Tuesday, 2 September 2014

Development & History of Irish Flags Pt2 dawn of heraldry

The Anglo-Normans came to Ireland at the end of the Twelfth Century, introducing various things that had never been seen on the island before, such as armour, stone castles and heraldry. (Heraldry is basically all things to do with coats of arms see here for more information.)  Heraldry appeared in Ireland in the Thirteenth Century, and by the late middle ages had become a complicated system used by every nation in Western Europe. Along with heraldry came heraldic flags notably banners and standards, the fore-runners of modern vexillology. Although the Normans had borne flags before the done of heraldry. Most notable is the one given by the pope to William the Conquer for his conquest of England in 1066 (above right), it is probably from flags like these that heraldic flags grew out of.
The Anglo Irish Normans soon began making heraldic flags, we know that in 1288 two red cloth, silk and satin banners and standards were made in Ross Co Wexford for the use by the King's soldiers.
Heraldry was adopted by the Gaelic Irish too, perhaps one such example is the red flag of the O'Brien's of Thomond, born in battle against the Clares who had been given the title Lord of Thomond by the Lord of Ireland (King of England). The Office of Chief Herald of Ireland, describes the early arms of the O'Brien's as being a red field with an arm holding a sword.
The modern coat of arms of Ireland is the harp on a blue field (used in both the arms of the Republic of Ireland, United Kingdom and even Canada), and while harps were used as an Irish symbol in this period it was not the only one.
There was a device of a King seated on a throne, although the exact form seems to differ depending on the source, but most French and Spanish rolls of arms depict the King figure holding a sceptre in one hand and a lilly in the other. This is believed to be the arms of the ancient province of Meath . Another is golden shield bearing a black lion rampant. the lion in the canton of the Burke arms (who's red cross is also in the flag of Ulster) may be a reference to this.

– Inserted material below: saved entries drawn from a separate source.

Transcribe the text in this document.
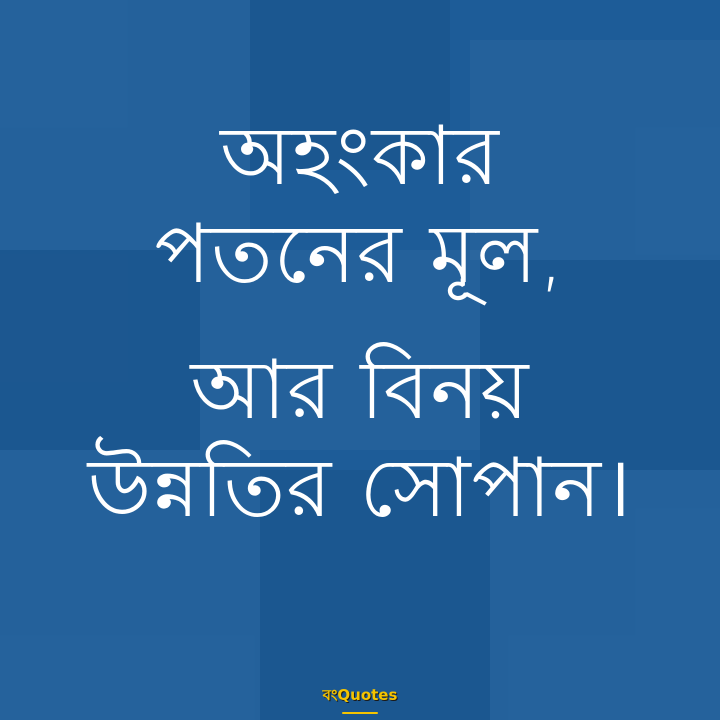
অহংকার
পতনের মূল,
আর বিনয়
উন্নতির সোপান।
বংQuotes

Another most intriguing variation of the royal arms of Ireland describe a red shield, with a silver castle or tower, with an open gate, from which a hart (deer) was charging out. The hart was in its natural colours but it horns (by which the writer must have meant antlers) were gold. The seldom used crest of Ireland (left) may have its origins from these arms. Although not identical there is quite a similarity. Although it is accepted that the white hart is borrowed from the personal emblem of King Richard II.
Another description describes the Irish arms as a shield divided down the middle into two gold and red fields, in the first half is a spread eagle in the other a dagger. The description of this bears a remarkable resemblance to the arms of the province of Connaught.

Of all the coats of arms of Ireland (or at least the area's of the island under the Lordship of Ireland) the three crown device is the most prominent. These golden crowns appear on a blue field either one above the other, or in a triangle. They may be of Norman origin. Richard II granted these arms to Robert de Vere (right) "so long as he should be Duke of Ireland" in 1386. They also appear on Irish coinage of the medieval period. They were apparently borne as the arms of Ireland in the funeral of Henry V in 1413. It is a popular belief in the world of both  vexillology and heraldry, that the three crowns were the arms of the Lordship of Ireland, and when Henry VIII turned Ireland into a kingdom the harp became the royal emblem. This however does not seem to be the entire case as Harps were in use earlier, and the three crowns continued to be used as an emblem for Ireland right up to the time of Elizabeth I. A design of a royal seal of Ireland in 1584 features a shield bearing three crowns (below left) and one bearing a harp, between which the virgin queen herself is seated.

It appears that these three crowns were adopted as the arms of Munster. The origins are uncertain and links have been suggested with the three wise men who visited the infant Jesus from Mathews Gospel and even the legend of King Arthur. It should be noted that the three crowns are not unique to Ireland and feature on the current Royal Arms of Sweden.  It is from heraldry  and the flags and banners that were the forerunners of modern flags, that Ireland would get what is arguably the island's greatest symbols some of which are still in use today.